Encephalitogenic and neuritogenic T cell responses to the myelin-associated glycoprotein (MAG) in the Lewis rat

Abstract

Autoimmune responses to the myelin-associated glycoprotein (MAG) are implicated in the immunopathogenesis of both multiple sclerosis (MS) and certain peripheral neuropathies. In this study we demonstrate that T cell responses to defined epitopes of MAG mediate a pathological inflammatory response in the nervous system of the Lewis rat. Peptide-specific T cells were generated against four different MAG epitopes, three of which are common to both L- and S-isoforms of MAG (amino acid (a.a.) sequence: 20–34, 124–137, 354–377) whilst the fourth epitope (a.a. sequence: 570–582) is located in the C-terminal sequence of S-MAG. The adoptive transfer of T cells specific for these epitopes initiated a mild but dose-dependent inflammatory response in the central nervous system (CNS) of naive recipients.
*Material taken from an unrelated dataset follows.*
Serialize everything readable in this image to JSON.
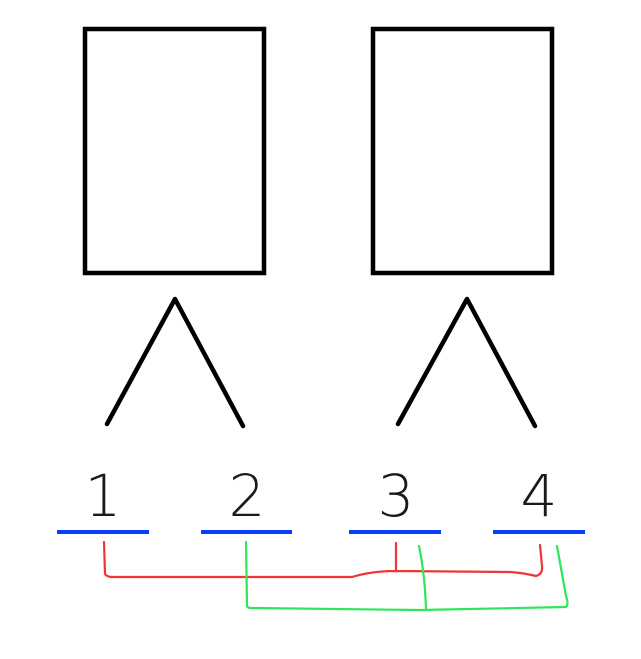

Clinical disease was only observed in those animals injected with T cells specific for the a.a. sequence 20–34 (MP1.1), which also initiated an inflammatory response in the peripheral nervous system (PNS). Co-transfer of MP1.1 (a.a. sequence 20–34)-specific T cells with the myelin oligodendrocyte glycoprotein (MOG)-specific monoclonal antibody 8–18C5 enhanced disease severity and induced widespread demyelination in the CNS. In contrast, co-transfer of T cells with the MAG-specific mAb 513 failed to induce demyelination, but had a moderate effect on the local inflammatory response. The ability of MAG to initiate an autoaggressive T cell response in the Lewis rat supports the concept that MAG-specific autoimmune responses may play a role in the pathogenesis of immune mediated diseases of the nervous system in man.